By culturing cells, food scientists have learned to grow meat in a lab without killing any animals or relying on deforestation

A close-up shot of three chicken nuggets stacked up in front of a black background. On top is one chicken nugget, cut in half, with the insides facing the camera.
At the moment, more than two dozen companies across the world are working to grow beef, chicken and fish in labs. James Palinsad via Flickr under CC BY-SA 2.0

As concerns over the environmental and ethical consequences of meat production continue to rise, food scientists have been trying to develop more sustainable options to satiate the world's appetite for meat. In a monumental step forward, the Singapore Food Agency approved "cultured chicken" to be sold as an ingredient for chicken nuggets, making it the first lab-grown meat to earn regulatory approval, reports Ryan W. Miller for USA Today.

Eat Just, a United States-based start-up, will start rolling out their lab-grown chicken bites for a restaurant in Singapore, reports Damian Carrington for the Guardian.
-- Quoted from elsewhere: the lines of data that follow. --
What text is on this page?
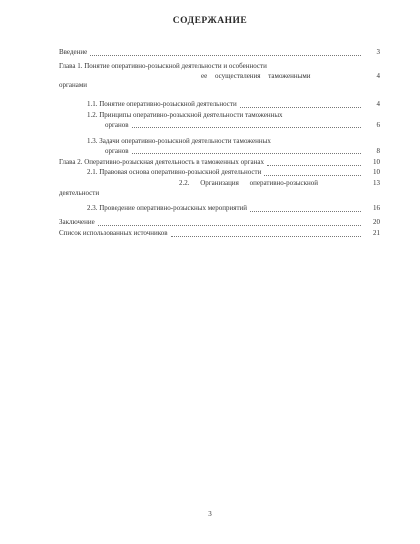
СОДЕРЖАНИЕ
Введение	3
Глава 1. Понятие оперативно-розыскной деятельности и особенности
ее осуществления таможенными	4
органами
1.1. Понятие оперативно-розыскной деятельности	4
1.2. Принципы оперативно-розыскной деятельности таможенных
органов	6
1.3. Задачи оперативно-розыскной деятельности таможенных
органов	8
Глава 2. Оперативно-розыскная деятельность в таможенных органах	10
2.1. Правовая основа оперативно-розыскной деятельности	10
2.2. Организация оперативно-розыскной	13
деятельности
2.3. Проведение оперативно-розыскных мероприятий	16
Заключение	20
Список использованных источников	21
3
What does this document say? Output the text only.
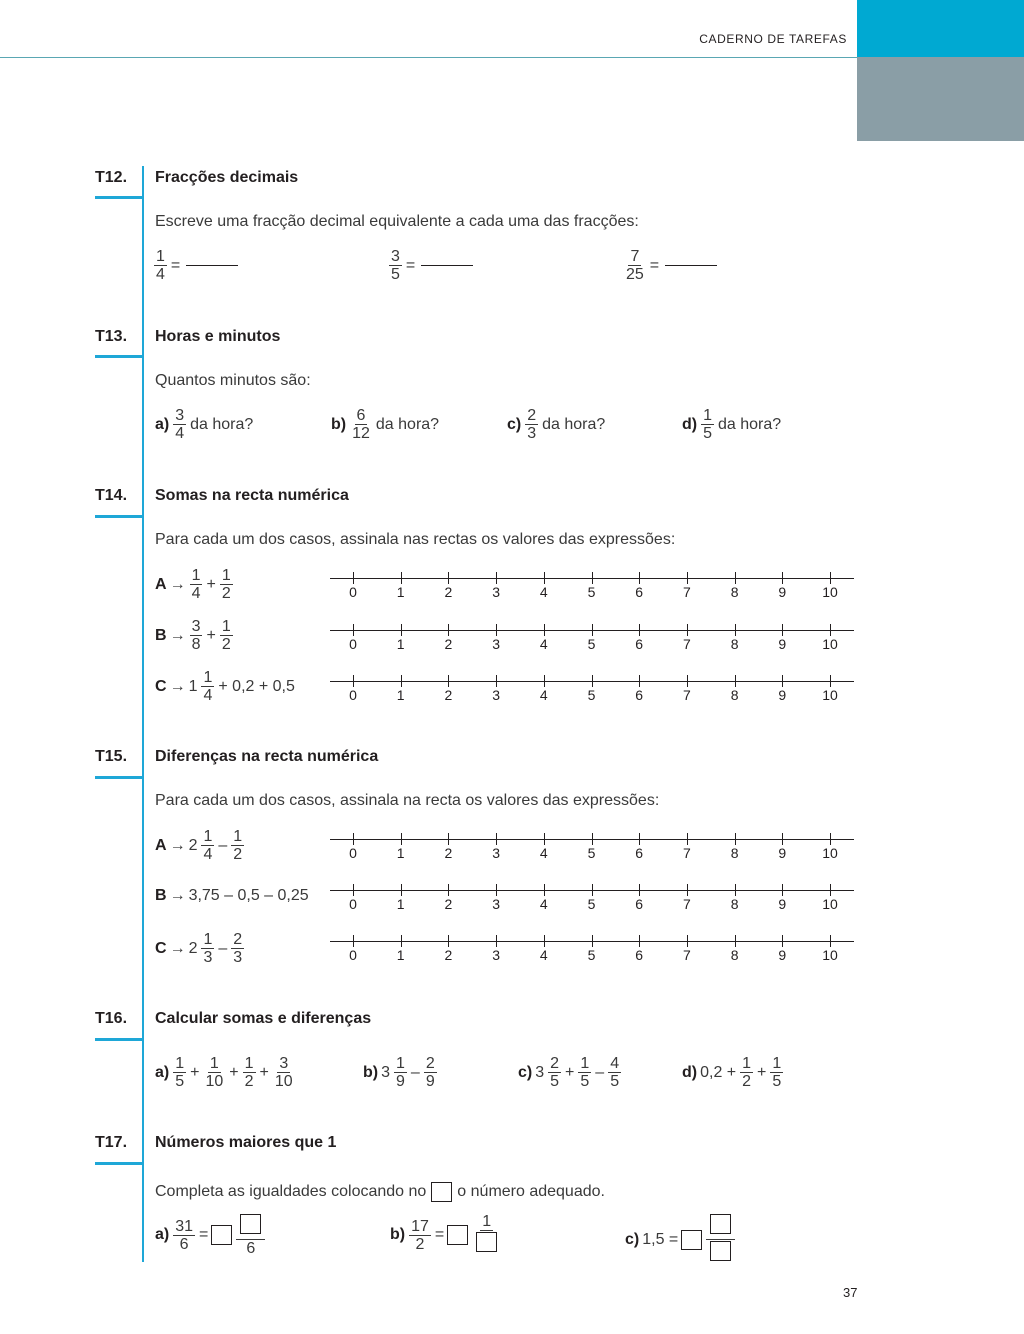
CADERNO DE TAREFAS
T12. Fracções decimais
Escreve uma fracção decimal equivalente a cada uma das fracções:
$\frac{1}{4}$ =	$\frac{3}{5}$ =	$\frac{7}{25}$ =
T13. Horas e minutos
Quantos minutos são:
$a) \frac{3}{4}$ da hora?	$b) \frac{6}{12}$ da hora?	$c) \frac{2}{3}$ da hora?	$d) \frac{1}{5}$ da hora?
T14. Somas na recta numérica
Para cada um dos casos, assinala nas rectas os valores das expressões:
$A \to \frac{1}{4} + \frac{1}{2}$
$B \to \frac{3}{8} + \frac{1}{2}$
$C \to 1 \frac{1}{4} + 0,2 + 0,5$
0	1	2	3	4	5	6	7	8	9	10
0	1	2	3	4	5	6	7	8	9	10
0	1	2	3	4	5	6	7	8	9	10
T15. Diferenças na recta numérica
Para cada um dos casos, assinala na recta os valores das expressões:
$A \to 2 \frac{1}{4} - \frac{1}{2}$
B → 3,75 – 0,5 – 0,25
$C \to 2 \frac{1}{3} - \frac{2}{3}$
0	1	2	3	4	5	6	7	8	9	10
0	1	2	3	4	5	6	7	8	9	10
0	1	2	3	4	5	6	7	8	9	10
T16. Calcular somas e diferenças
$a) \frac{1}{5} + \frac{1}{10} + \frac{1}{2} + \frac{3}{10}$	b) $3 \frac{1}{9} - \frac{2}{9}$	c) $3 \frac{2}{5} + \frac{1}{5} - \frac{4}{5}$	d) $0,2 + \frac{1}{2} + \frac{1}{5}$
T17. Números maiores que 1
Completa as igualdades colocando no o número adequado.
$a) \frac{31}{6}$ =
6
$b) \frac{17}{2}$ =
1
c) 1,5 =
37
But these aren't the "fake meat" you might be familiar with from the grocery store.

Alternative meat products like tofu turkey, jackfruit sausages and veggie burgers have been formulated to look, taste and feel like real meat. But cultured chicken is real meat—it just doesn't come from a slaughtered chicken. Eat Just scientists start with muscle cell biopsies from live chickens, and then they supply the samples with plant-based nutrients in a 300-gallon bioreactor to help the tissue grow.
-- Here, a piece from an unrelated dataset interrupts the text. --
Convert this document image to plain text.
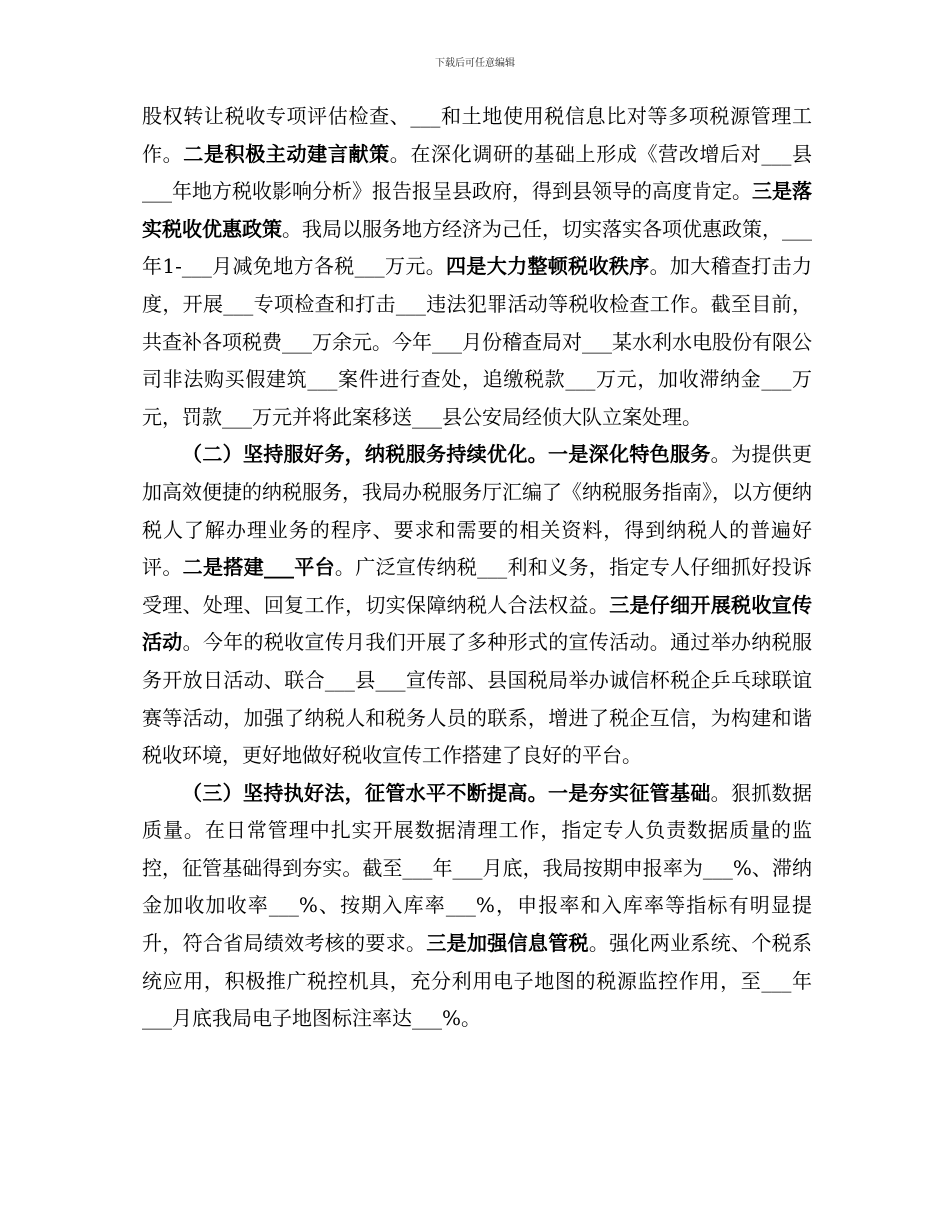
下载后可任意编辑

股权转让税收专项评估检查、___和土地使用税信息比对等多项税源管理工作。二是积极主动建言献策。在深化调研的基础上形成《营改增后对___县___年地方税收影响分析》报告报呈县政府，得到县领导的高度肯定。三是落实税收优惠政策。我局以服务地方经济为己任，切实落实各项优惠政策，___年1-___月减免地方各税___万元。四是大力整顿税收秩序。加大稽查打击力度，开展___专项检查和打击___违法犯罪活动等税收检查工作。截至目前，共查补各项税费___万余元。今年___月份稽查局对___某水利水电股份有限公司非法购买假建筑___案件进行查处，追缴税款___万元，加收滞纳金___万元，罚款___万元并将此案移送___县公安局经侦大队立案处理。

（二）坚持服好务，纳税服务持续优化。一是深化特色服务。为提供更加高效便捷的纳税服务，我局办税服务厅汇编了《纳税服务指南》，以方便纳税人了解办理业务的程序、要求和需要的相关资料，得到纳税人的普遍好评。二是搭建___平台。广泛宣传纳税___利和义务，指定专人仔细抓好投诉受理、处理、回复工作，切实保障纳税人合法权益。三是仔细开展税收宣传活动。今年的税收宣传月我们开展了多种形式的宣传活动。通过举办纳税服务开放日活动、联合___县___宣传部、县国税局举办诚信杯税企乒乓球联谊赛等活动，加强了纳税人和税务人员的联系，增进了税企互信，为构建和谐税收环境，更好地做好税收宣传工作搭建了良好的平台。

（三）坚持执好法，征管水平不断提高。一是夯实征管基础。狠抓数据质量。在日常管理中扎实开展数据清理工作，指定专人负责数据质量的监控，征管基础得到夯实。截至___年___月底，我局按期申报率为___%、滞纳金加收加收率___%、按期入库率___%，申报率和入库率等指标有明显提升，符合省局绩效考核的要求。三是加强信息管税。强化两业系统、个税系统应用，积极推广税控机具，充分利用电子地图的税源监控作用，至___年___月底我局电子地图标注率达___%。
"This is a historic moment in the food system," Josh Tetrick, Eat Just’s chief executive, tells Mike Ives of the New York Times. "We’ve been eating meat for thousands of years, and every time we’ve eaten meat, we’ve had to kill an animal—until now."
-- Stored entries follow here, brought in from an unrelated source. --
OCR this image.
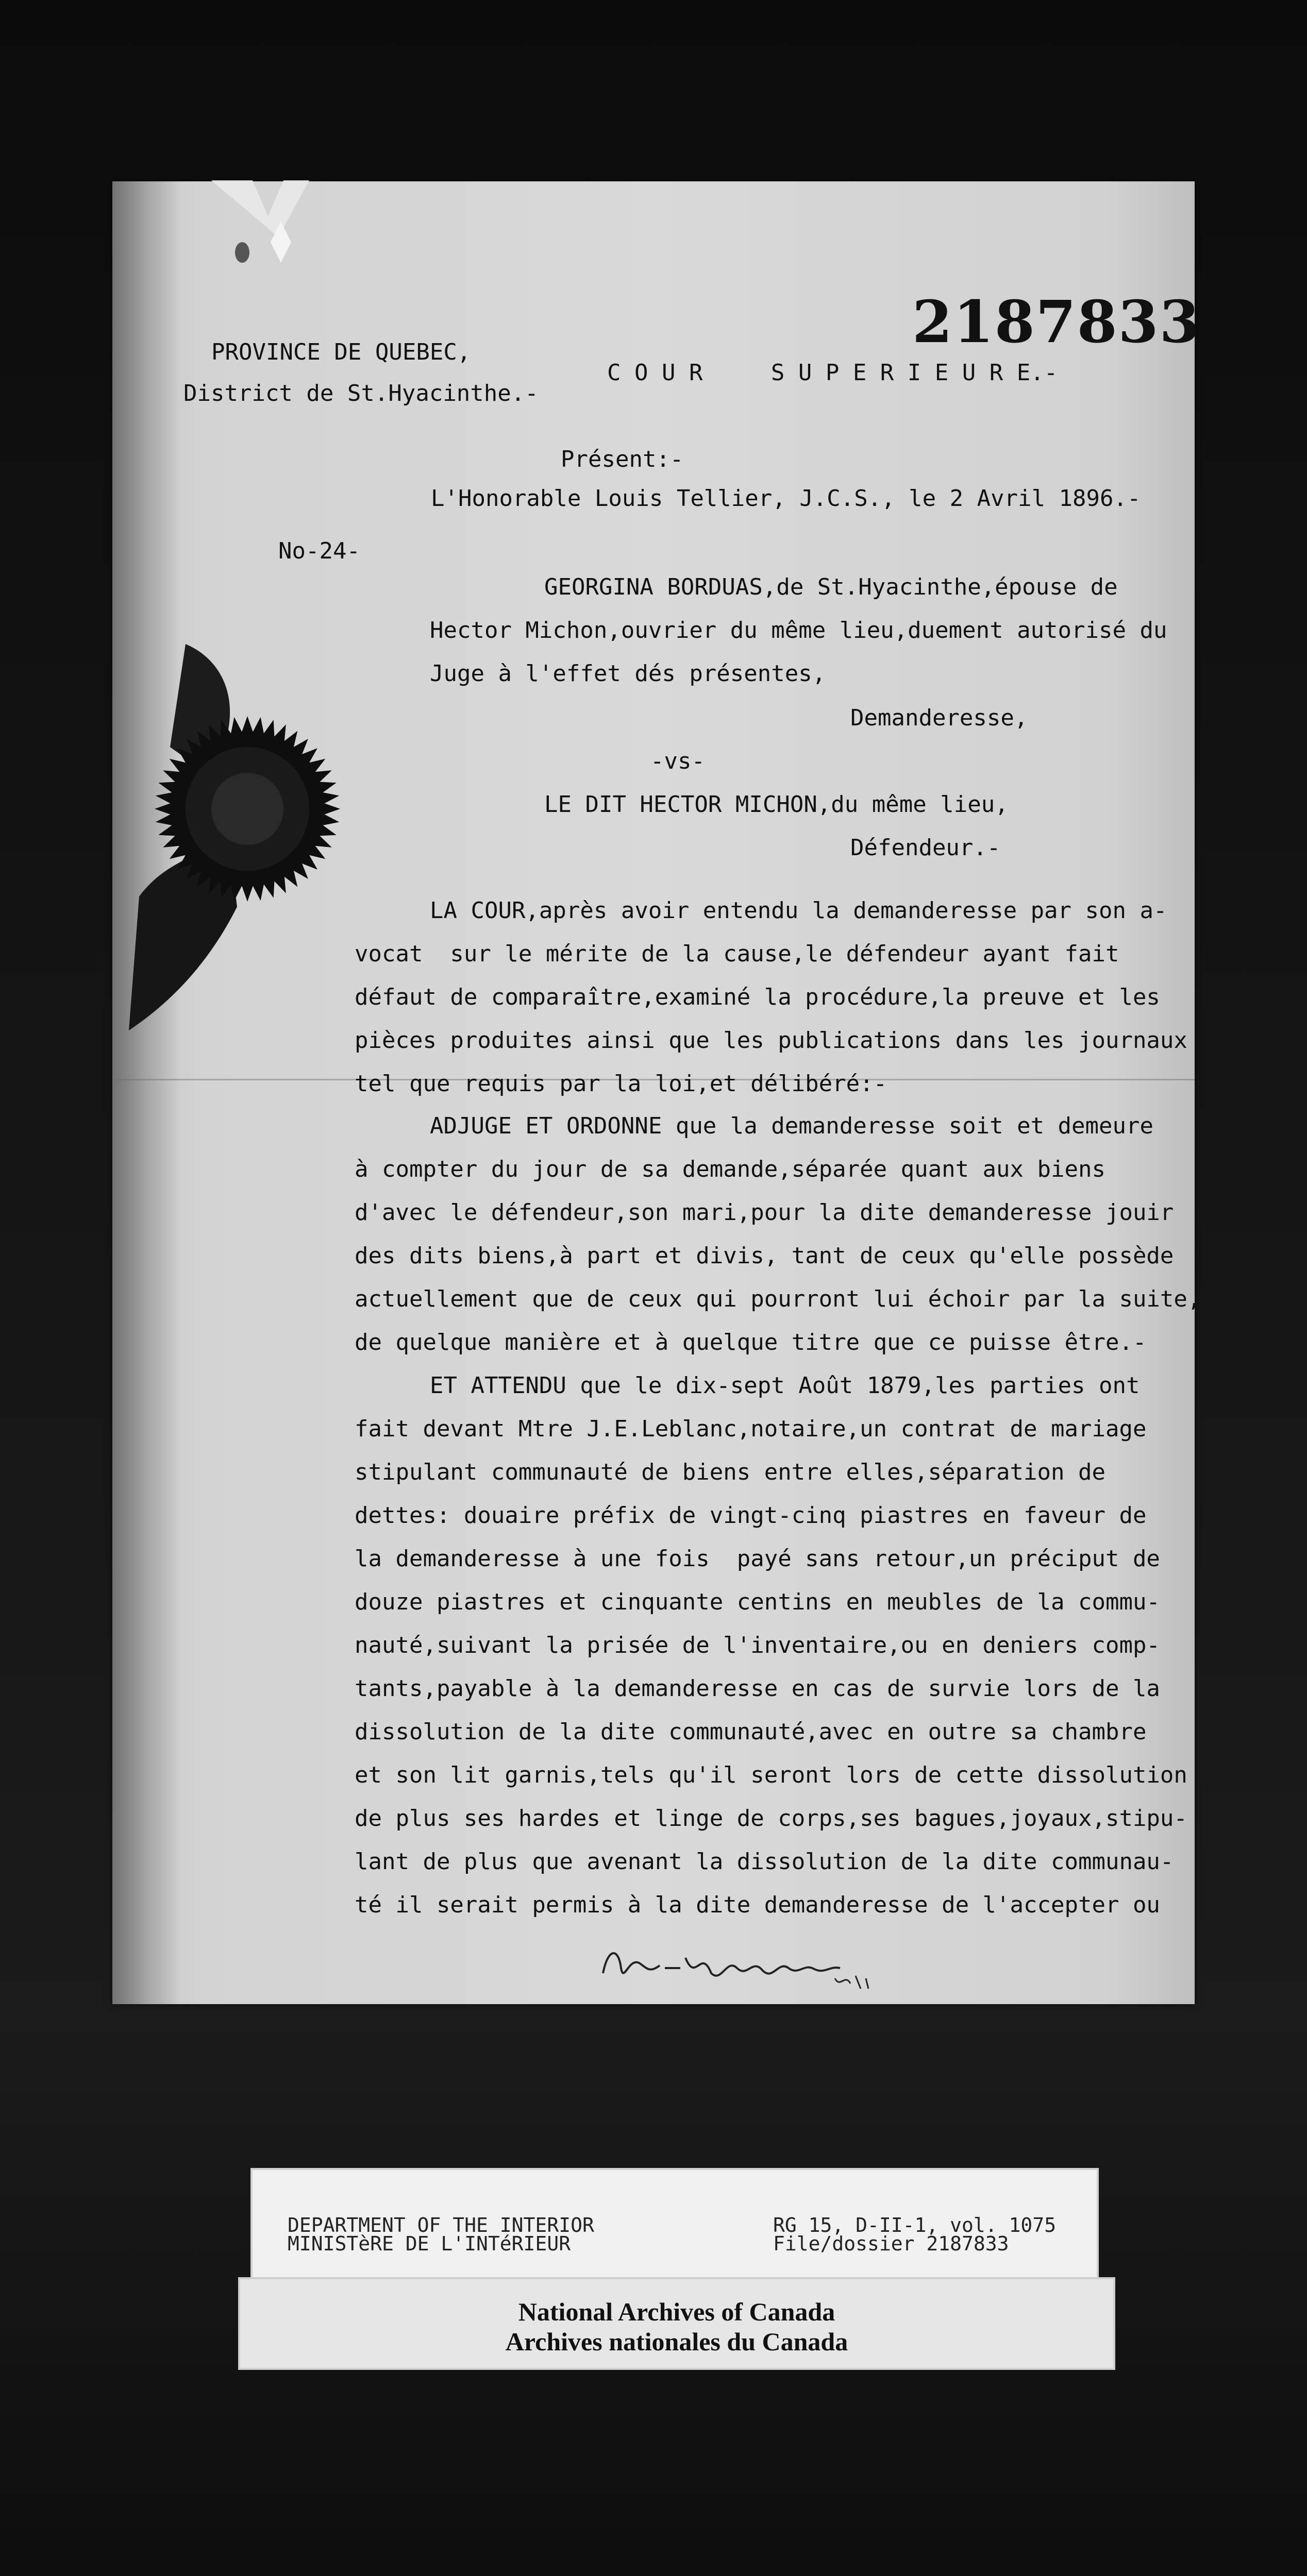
2187833
PROVINCE DE QUEBEC,
District de St.Hyacinthe.-
C O U R     S U P E R I E U R E.-
Présent:-
L'Honorable Louis Tellier, J.C.S., le 2 Avril 1896.-
No-24-
GEORGINA BORDUAS,de St.Hyacinthe,épouse de
Hector Michon,ouvrier du même lieu,duement autorisé du
Juge à l'effet dés présentes,
Demanderesse,
-vs-
LE DIT HECTOR MICHON,du même lieu,
Défendeur.-
LA COUR,après avoir entendu la demanderesse par son a-
vocat  sur le mérite de la cause,le défendeur ayant fait
défaut de comparaître,examiné la procédure,la preuve et les
pièces produites ainsi que les publications dans les journaux
tel que requis par la loi,et délibéré:-
ADJUGE ET ORDONNE que la demanderesse soit et demeure
à compter du jour de sa demande,séparée quant aux biens
d'avec le défendeur,son mari,pour la dite demanderesse jouir
des dits biens,à part et divis, tant de ceux qu'elle possède
actuellement que de ceux qui pourront lui échoir par la suite,
de quelque manière et à quelque titre que ce puisse être.-
ET ATTENDU que le dix-sept Août 1879,les parties ont
fait devant Mtre J.E.Leblanc,notaire,un contrat de mariage
stipulant communauté de biens entre elles,séparation de
dettes: douaire préfix de vingt-cinq piastres en faveur de
la demanderesse à une fois  payé sans retour,un préciput de
douze piastres et cinquante centins en meubles de la commu-
nauté,suivant la prisée de l'inventaire,ou en deniers comp-
tants,payable à la demanderesse en cas de survie lors de la
dissolution de la dite communauté,avec en outre sa chambre
et son lit garnis,tels qu'il seront lors de cette dissolution
de plus ses hardes et linge de corps,ses bagues,joyaux,stipu-
lant de plus que avenant la dissolution de la dite communau-
té il serait permis à la dite demanderesse de l'accepter ou
DEPARTMENT OF THE INTERIOR
MINISTèRE DE L'INTéRIEUR
RG 15, D-II-1, vol. 1075
File/dossier 2187833
National Archives of Canada
Archives nationales du Canada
In 2019, Eat Just revealed that each chicken nugget would cost $50 to make, Deena Shanker reported for Bloomberg last year. But the company has brought production costs down since then, and now the price will be on par with high-quality chicken that could be ordered at a restaurant, reports the Times.

While plant-based meat alternatives have gained momentum in the U.S. market, lab-grown meat hasn't been approved of yet. Tetrick hopes this spurs the U.S. and other countries to join in the race to produce meat that "doesn’t require killing a single animal or tearing down a single tree," he tells the Guardian.

Approval in one country may seem like just the first step in lab-grown meats making their way to our plates, but experts say this industry will expand in the coming years. At the moment, more than two dozen companies across the world are working to grow beef, chicken and fish in labs. The investment bank Barclays estimates that the industry could be worth $140 billion before the end of the decade, report Aradhana Aravindan and John Geddie for Reuters.

"Singapore has thrown down the gauntlet and other countries need to pick it up," Bruce Friedrich, the executive director of the Good Food Institute, says in a statement. "Cultivated meat will mark an enormous advance in our efforts to create a food supply that is safe, secure, and sustainable, and Singapore is leading the way on this transition."

Beyond being cruelty-free, growing meat in labs addresses some of the environmental consequences of mass meat production. Greenhouse gases from livestock account for nearly 15 percent of all human-caused emissions, according to the Food and Agricultural Organization of the United Nations. Growing meat in labs would mean that forests wouldn't have to be razed to create fields for cattle to graze, which is a driving force in deforestation in regions like the Amazon rainforest.